Sarkozy : l’école du petit Nicolas (2eme partie)
Alors que l’école de nos grands-parents n’existe plus, que l’école d’aujourd’hui confine à la médiocrité, voici la « vision ambitieuse » pour l’école de Nicolas Sarkozy évoquée dans son discours d’Angers.
Le rôle de l’école
Elle doit enseigner autant le savoir que le « savoir être ». La conviction de Nicolas Sarkozy est que l’école sert à construire avant tout des hommes et des citoyens capables de penser par eux-mêmes, d’avoir le goût de la difficulté surmontée, de pratiquer le sport, d’accepter les enfants handicapés, de respecter les femmes et la planète…
Au-delà du ratissage très large sur les valeurs, on note que l’aspect civique est omniprésent dans le discours de Sarkozy et sa mise en œuvre à l’école se fait sur la base du contrat : entre les parents et les enseignants, entre l’Etat et les établissements scolaires. L’enfant-étudiant est au centre du dispositif mais aussi face à ses responsabilités : peu de place à la compréhension, aux incertitudes, aux tergiversations et révoltes adolescentes. Pour Sarkozy, l’école est un lieu d’efficacité. Dans cette école on « ne donne pas les examens à tout le monde » et on ne « baille pas d’ennui a cours d’éducation civique ».
Droits et devoirs
Nicolas Sarkozy ambitionne l’école comme le lieu où familles et enseignants sont les éléments clés. Il est ainsi prêt à leur donner beaucoup de droits, en contrepartie de résultats et de devoirs. Ainsi il propose que les familles soient beaucoup plus informées, reçues et respectées dans les établissements scolaires et aussi, et c’est une originalité, qu’elles puissent participer à la vie de l’établissement, voire devenir membres des conseils d’administration. En contrepartie, il leur serait demandé un respect strict des choix pédagogiques et des professeurs, le devoir de suivre les résultats des enfants et de répondre aux convocations de l’établissement.

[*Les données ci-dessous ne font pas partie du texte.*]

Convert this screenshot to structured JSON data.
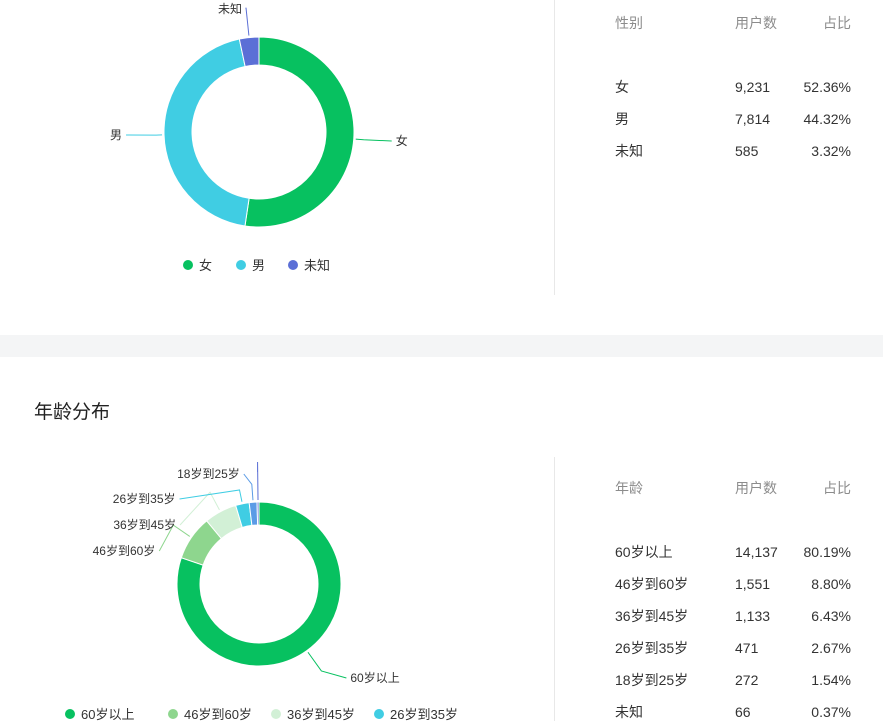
{
  "gender": {
    "table": {
      "headers": [
        "性别",
        "用户数",
        "占比"
      ],
      "rows": [
        {
          "label": "女",
          "users": "9,231",
          "pct": "52.36%"
        },
        {
          "label": "男",
          "users": "7,814",
          "pct": "44.32%"
        },
        {
          "label": "未知",
          "users": "585",
          "pct": "3.32%"
        }
      ]
    }
  },
  "age": {
    "title": "年龄分布",
    "table": {
      "headers": [
        "年龄",
        "用户数",
        "占比"
      ],
      "rows": [
        {
          "label": "60岁以上",
          "users": "14,137",
          "pct": "80.19%"
        },
        {
          "label": "46岁到60岁",
          "users": "1,551",
          "pct": "8.80%"
        },
        {
          "label": "36岁到45岁",
          "users": "1,133",
          "pct": "6.43%"
        },
        {
          "label": "26岁到35岁",
          "users": "471",
          "pct": "2.67%"
        },
        {
          "label": "18岁到25岁",
          "users": "272",
          "pct": "1.54%"
        },
        {
          "label": "未知",
          "users": "66",
          "pct": "0.37%"
        }
      ]
    }
  },
  "chart_data": [
    {
      "type": "pie",
      "title": "",
      "categories": [
        "女",
        "男",
        "未知"
      ],
      "values": [
        9231,
        7814,
        585
      ],
      "colors": [
        "#07c160",
        "#40cde3",
        "#5b6fd6"
      ],
      "legend": "bottom-center",
      "legend_items": [
        "女",
        "男",
        "未知"
      ]
    },
    {
      "type": "pie",
      "title": "年龄分布",
      "categories": [
        "60岁以上",
        "46岁到60岁",
        "36岁到45岁",
        "26岁到35岁",
        "18岁到25岁",
        "未知"
      ],
      "values": [
        14137,
        1551,
        1133,
        471,
        272,
        66
      ],
      "colors": [
        "#07c160",
        "#8ed68e",
        "#d2f0d6",
        "#40cde3",
        "#5b9be6",
        "#5b6fd6"
      ],
      "legend": "bottom-center",
      "legend_items": [
        "60岁以上",
        "46岁到60岁",
        "36岁到45岁",
        "26岁到35岁"
      ]
    }
  ]
}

Cette responsabilisation des maîtres, parents et établissements va, naturellement, jusqu’au bout du raisonnement : prise en compte de la discipline dans la notation et exclusion des fauteurs de troubles, évaluation des maîtres, évaluation de la performance de l’établissement…
Pour mettre en place ces nouvelles écoles, Sarkozy compte moins sur l’Administration centrale et les directions déconcentrées – qu’il évoque très peu - que sur ceux qui vivent et font vivre l’école au quotidien : directeurs, proviseurs, enseignants. C’est, d’un certain point de vue, une sacrée révolution au sein de l’Education Nationale.
Mixité sociale
L’école a enfin, pour le leader de l’UMP, une responsabilité politique et sociale, celle de promouvoir la « méritocratie » et, par voie de conséquence, de lutter contre le communautarisme. Pour ce faire, Nicolas Sarkozy propose une batterie de mesures bouleversant l’institution Education Nationale : individualisation des parcours scolaires, liberté d’établissement des établissements, réduction par deux du nombre d’élèves dans les Zones d’Education Prioritaires (ZEP) et dispatching dans d’autres établissements, suppression de la carte scolaire… On sent chez Nicolas Sarkozy le souhait de passer outre l’administration et de traiter « en direct » avec les établissements et les parents d’élèves.
Est-ce possible ?
François





la question est bien celle des modalités pour améliorer le système. La machine “education nationale” a déjà montré combien elle était difficile à faire évoluer. Je ne suis pas sûr que vouloir éviter de passer par le mamouth administratif soit efficace ni même possible.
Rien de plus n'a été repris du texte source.